The problem of speech recognition is made especially complicated by the problem of time warping, the lengthening or shortening of word components (phonemes) which drastically alter the sound at the physical level but not at the perceptual level. The human brain has very little difficulty in detecting that the same word has been spoken regardless of whether it has been spoken quickly or slowly.

Fortunately, not all sounds in the world are time-warped. The class of sounds known as ``acoustic transients'' are quick sounds, typically occurring in less than 1/10 second. Examples of acoustic transients include handclaps, finger snaps, the sound of a door closing, sonar signals, and certain consonant parts of speech, to name just a few. Due to the lack of time warping, it is possible to classify these signals by a direct correlation of an incoming sound signal and a stored template.

We (me, my thesis advisor Gert Cauwenberghs, and Fernando Pineda, a neural networks researcher at the Johns Hopkins University Applied Physics Laboratory) have developed an algorithm for acoustic transient correlation and constructed a system in micropower analog VLSI circuitry to implement the algorithm, which was designed with analog hardware in mind.

The first of my own papers to appear on the subject of recognition/classification of acoustic transient events was presented at ISCAS '97 in Hong Kong, June 9-12, 1997. That was three weeks before Hong Kong was handed back to China and an interesting time to be there.

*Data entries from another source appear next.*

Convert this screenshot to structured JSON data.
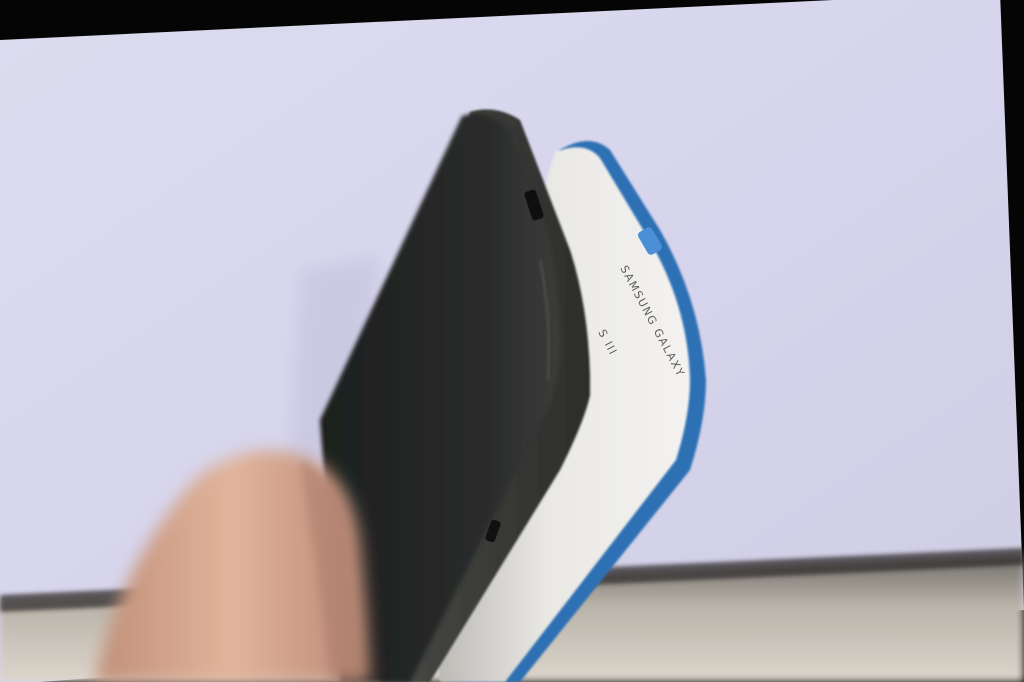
{
  "scene": {
    "subject": "two smartphones held edge-on",
    "back_phone": {
      "body_color": "#e7e6e3",
      "accent_color": "#2e6fb4",
      "side_text_1": "SAMSUNG GALAXY",
      "side_text_2": "S III"
    },
    "front_phone": {
      "body_color": "#2b2b2b"
    },
    "background_color": "#d7d5ec",
    "hand_color": "#d8a98f"
  }
}
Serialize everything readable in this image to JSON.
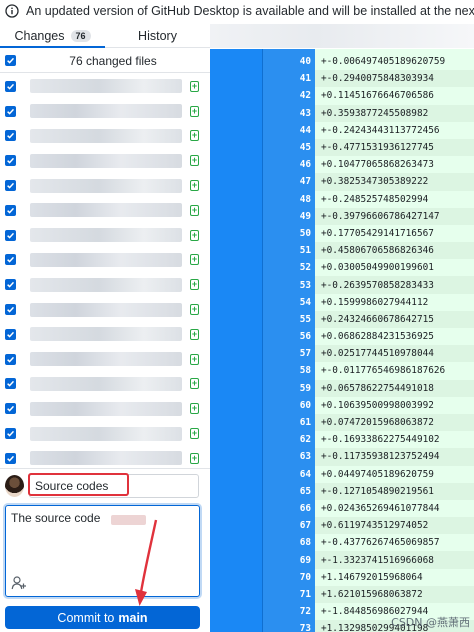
{
  "banner": {
    "icon": "info-icon",
    "text": "An updated version of GitHub Desktop is available and will be installed at the next launch."
  },
  "tabs": [
    {
      "label": "Changes",
      "count": "76",
      "active": true
    },
    {
      "label": "History",
      "active": false
    }
  ],
  "changes": {
    "header_label": "76 changed files",
    "file_count_visible": 16
  },
  "commit": {
    "summary_value": "Source codes",
    "description_value": "The source code",
    "coauthor_icon": "add-coauthor-icon",
    "button_prefix": "Commit to",
    "button_branch": "main"
  },
  "diff": {
    "lines": [
      {
        "n": "40",
        "code": "+-0.006497405189620759"
      },
      {
        "n": "41",
        "code": "+-0.2940075848303934"
      },
      {
        "n": "42",
        "code": "+0.11451676646706586"
      },
      {
        "n": "43",
        "code": "+0.3593877245508982"
      },
      {
        "n": "44",
        "code": "+-0.24243443113772456"
      },
      {
        "n": "45",
        "code": "+-0.4771531936127745"
      },
      {
        "n": "46",
        "code": "+0.10477065868263473"
      },
      {
        "n": "47",
        "code": "+0.3825347305389222"
      },
      {
        "n": "48",
        "code": "+-0.248525748502994"
      },
      {
        "n": "49",
        "code": "+-0.39796606786427147"
      },
      {
        "n": "50",
        "code": "+0.17705429141716567"
      },
      {
        "n": "51",
        "code": "+0.45806706586826346"
      },
      {
        "n": "52",
        "code": "+0.03005049900199601"
      },
      {
        "n": "53",
        "code": "+-0.2639570858283433"
      },
      {
        "n": "54",
        "code": "+0.1599986027944112"
      },
      {
        "n": "55",
        "code": "+0.24324660678642715"
      },
      {
        "n": "56",
        "code": "+0.06862884231536925"
      },
      {
        "n": "57",
        "code": "+0.02517744510978044"
      },
      {
        "n": "58",
        "code": "+-0.011776546986187626"
      },
      {
        "n": "59",
        "code": "+0.06578622754491018"
      },
      {
        "n": "60",
        "code": "+0.10639500998003992"
      },
      {
        "n": "61",
        "code": "+0.07472015968063872"
      },
      {
        "n": "62",
        "code": "+-0.16933862275449102"
      },
      {
        "n": "63",
        "code": "+-0.11735938123752494"
      },
      {
        "n": "64",
        "code": "+0.04497405189620759"
      },
      {
        "n": "65",
        "code": "+-0.1271054890219561"
      },
      {
        "n": "66",
        "code": "+0.024365269461077844"
      },
      {
        "n": "67",
        "code": "+0.6119743512974052"
      },
      {
        "n": "68",
        "code": "+-0.43776267465069857"
      },
      {
        "n": "69",
        "code": "+-1.3323741516966068"
      },
      {
        "n": "70",
        "code": "+1.146792015968064"
      },
      {
        "n": "71",
        "code": "+1.621015968063872"
      },
      {
        "n": "72",
        "code": "+-1.844856986027944"
      },
      {
        "n": "73",
        "code": "+1.1329850299401198"
      }
    ]
  },
  "watermark": "CSDN @燕萧西",
  "colors": {
    "accent": "#0366d6",
    "added": "#28a745",
    "highlight": "#e0323c",
    "gutter": "#1a88f5"
  }
}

To get the PostScript version of the proceedings paper, click on the title below.

Experimental Results

A paper with more extensive and definitive results from the fabricated chip was presented at NIPS (Neural Information Processing Systems) conference in Denver, November 1997. We have results showing the chip performing a classification between two different sounds: a banging can and a handclap. While these sounds are relatively simple to categorize by any standard algorithm, we believe that this is the first time such a categorization has been performed using massively parallel computation of micropower analog circuits. Additional testing will determine how many classes the circuit can categorize and how robust the circuit is to various kinds of nonideal conditions.

This is my lab bench and the setup I have for taking data. Sound data pre-filtered into frequency bands and stored on the computer are digitally downloaded to the analog chip, which computes a running correlation in real-time.

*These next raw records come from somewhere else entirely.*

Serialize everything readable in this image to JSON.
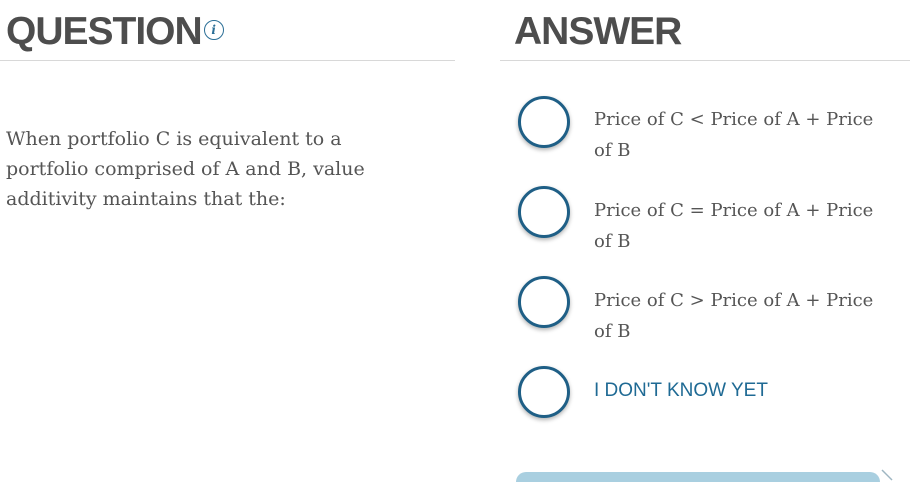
{
  "question": {
    "heading": "QUESTION",
    "info_icon": "info-icon",
    "text": "When portfolio C is equivalent to a portfolio comprised of A and B, value additivity maintains that the:"
  },
  "answer": {
    "heading": "ANSWER",
    "options": [
      {
        "label": "Price of C < Price of A + Price of B",
        "selected": false
      },
      {
        "label": "Price of C = Price of A + Price of B",
        "selected": false
      },
      {
        "label": "Price of C > Price of A + Price of B",
        "selected": false
      },
      {
        "label": "I DON'T KNOW YET",
        "selected": false
      }
    ]
  },
  "colors": {
    "heading": "#4d4d4d",
    "accent": "#1f5f86",
    "body_text": "#555555",
    "link_text": "#1f6a94",
    "bar": "#a9cfe0"
  }
}
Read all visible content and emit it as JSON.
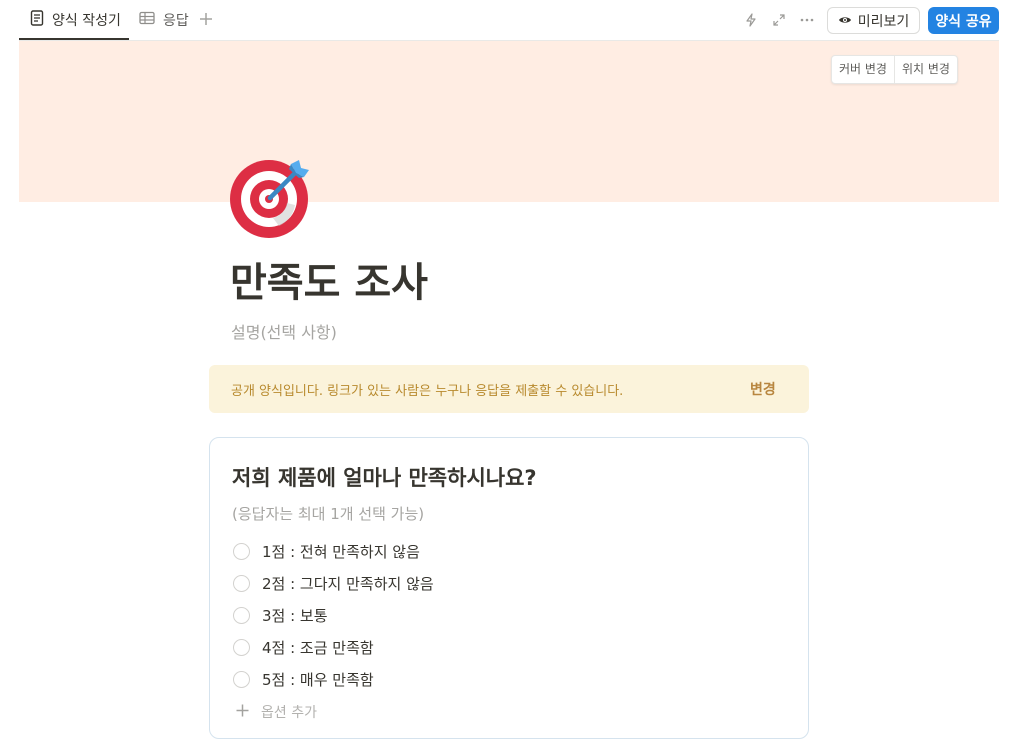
{
  "tabs": [
    {
      "label": "양식 작성기",
      "icon": "document-icon",
      "active": true
    },
    {
      "label": "응답",
      "icon": "table-icon",
      "active": false
    }
  ],
  "topbar": {
    "add_tab_icon": "plus-icon",
    "preview_label": "미리보기",
    "share_label": "양식 공유",
    "accent": "#2383e2"
  },
  "cover": {
    "color": "#ffede3",
    "change_cover": "커버 변경",
    "reposition": "위치 변경"
  },
  "page": {
    "icon": "target-icon",
    "title": "만족도 조사",
    "description_placeholder": "설명(선택 사항)"
  },
  "banner": {
    "text": "공개 양식입니다. 링크가 있는 사람은 누구나 응답을 제출할 수 있습니다.",
    "action": "변경"
  },
  "question": {
    "title": "저희 제품에 얼마나 만족하시나요?",
    "hint": "(응답자는 최대 1개 선택 가능)",
    "options": [
      "1점 : 전혀 만족하지 않음",
      "2점 : 그다지 만족하지 않음",
      "3점 : 보통",
      "4점 : 조금 만족함",
      "5점 : 매우 만족함"
    ],
    "add_option": "옵션 추가"
  }
}
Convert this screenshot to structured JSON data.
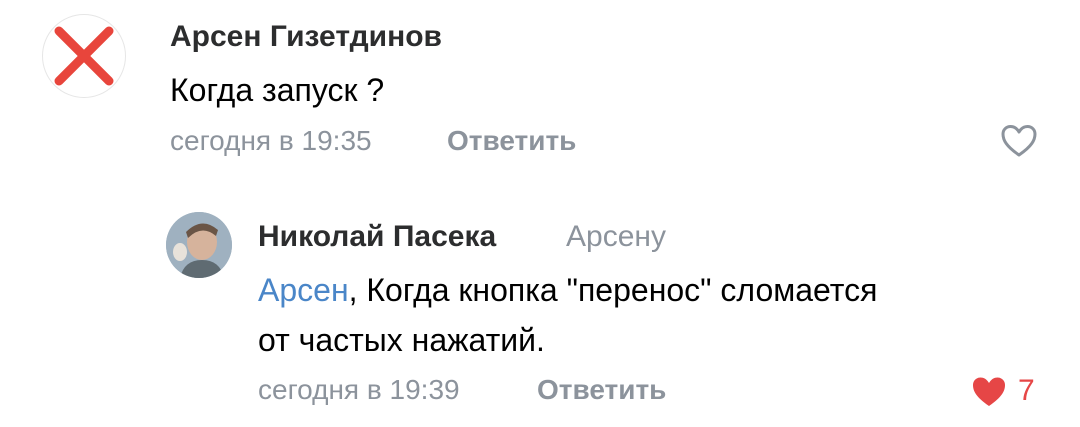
{
  "comments": [
    {
      "author": "Арсен Гизетдинов",
      "text": "Когда запуск ?",
      "time": "сегодня в 19:35",
      "reply_label": "Ответить",
      "avatar_icon": "cross-icon"
    },
    {
      "author": "Николай Пасека",
      "addressee": "Арсену",
      "mention": "Арсен",
      "text_line1": ", Когда кнопка \"перенос\" сломается",
      "text_line2": "от частых нажатий.",
      "time": "сегодня в 19:39",
      "reply_label": "Ответить",
      "likes": "7",
      "liked": true
    }
  ],
  "colors": {
    "link": "#4a86c8",
    "muted": "#8c939c",
    "like_active": "#e64646",
    "cross": "#e8453c"
  }
}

This is a scope trace of the system performing a correct correlation. The top trace is the chip output, which peaks in the center of the scope screen as the input (the sound of a can banging) is maximally correlated with the stored binary template representing the sound ``banging can,'' shown below.

Below is a graph of the data from the scope trace over two presentations of the sound. You can see from the graph that it is a simple matter to compare the system output to a fixed threshold (4V, in this case) in order to detect the sound.

I did a cross-check by presenting the sound of a handclap to the system. During the presentation of ``handclap'' with the template shown above for ``can,'' the output never exceeded approximately 3V. Finally, I stored the template for ``handclap'', and got the opposite result (after scaling the output, an independent variable corresponding to the template): The output spiked over 4V when the ``handclap'' sound was presented to it, but never exceeded approximately 3V for the ``can'' sound.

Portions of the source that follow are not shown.